Banks put money on Chorus promise
Banks have cut Chorus some extra slack in return for a promise that it won't pay shareholders any dividends until at least next June.
The telecommunications network operator has also committed to keeping its total bank borrowings below $1.2 billion until it learns the final price it will allowed to charge for access to its copper network.
Its total debt at March 31 was $1.8b, comprising $1.14b in bank debt and $677 million in European Medium Term Notes.
Chorus' lenders agreed to give it an eight-month extension to a $575m overdraft, which will now be available until next July.
They will also increase the company's covenant levels from 3.75 to 4.25 times its earnings before interest, tax depreciation and amortisation, at least until final regulated copper pricing is set by the Commerce Commission.
Chorus chief financial officer Andrew Carroll said the amendments to its loans would give the company "significant additional financial flexibility and funding certainty" as it adapted the business to cope with copper-network price cuts that will take effect in December.
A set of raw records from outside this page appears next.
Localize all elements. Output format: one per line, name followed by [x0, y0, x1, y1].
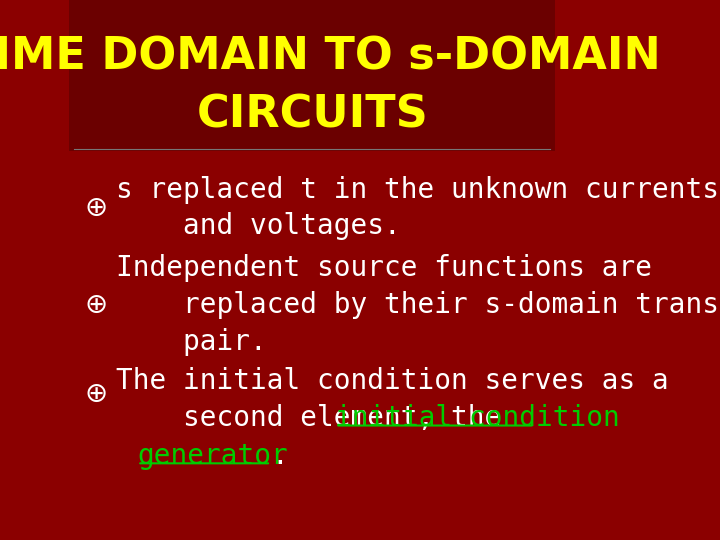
Text: ⊕: ⊕	[84, 291, 108, 319]
Text: CIRCUITS: CIRCUITS	[197, 93, 428, 137]
Text: generator: generator	[138, 442, 288, 470]
Text: ⊕: ⊕	[84, 194, 108, 222]
Text: TIME DOMAIN TO s-DOMAIN: TIME DOMAIN TO s-DOMAIN	[0, 35, 660, 78]
Text: s replaced t in the unknown currents
    and voltages.: s replaced t in the unknown currents and…	[115, 176, 719, 240]
FancyBboxPatch shape	[69, 0, 555, 151]
Text: ⊕: ⊕	[84, 380, 108, 408]
Text: second element, the: second element, the	[115, 404, 518, 433]
Text: The initial condition serves as a: The initial condition serves as a	[115, 367, 668, 395]
Text: initial condition: initial condition	[336, 404, 620, 433]
Text: Independent source functions are
    replaced by their s-domain transform
    pa: Independent source functions are replace…	[115, 254, 720, 356]
Text: .: .	[271, 442, 288, 470]
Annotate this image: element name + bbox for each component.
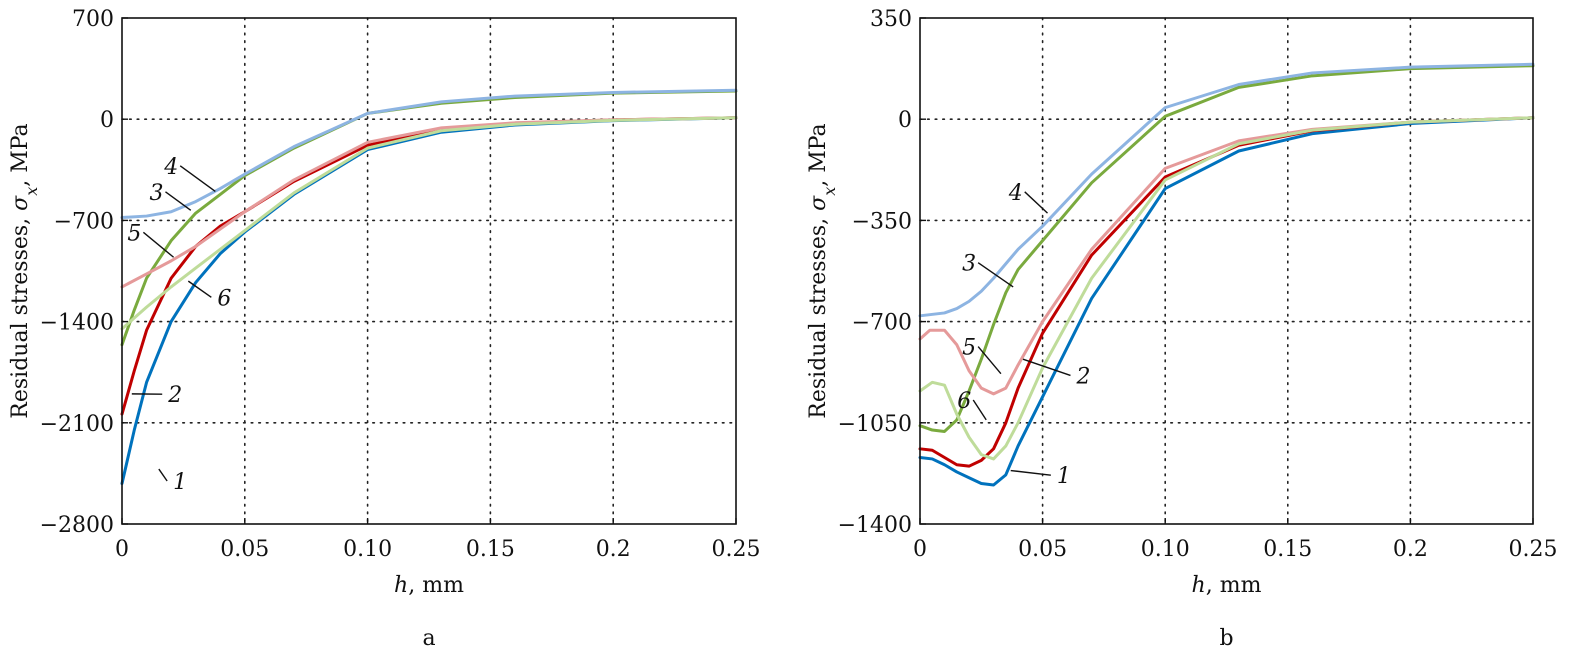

Chorus is challenging the price cuts through a regulatory review and through the Appeal Court.
"The changes we have agreed with the banks reflect Chorus' focus on achieving financial stability, particularly with the Commerce Commission's pricing review processes now scheduled to continue through to April next year," Carroll said.
Chorus' bank facilities now comprise a $575m overdraft maturing in July 2016 and a $675m facility maturing in November 2017, both supported by 10 banks, and a $250m facility from four banks which can be drawn down until May 2019.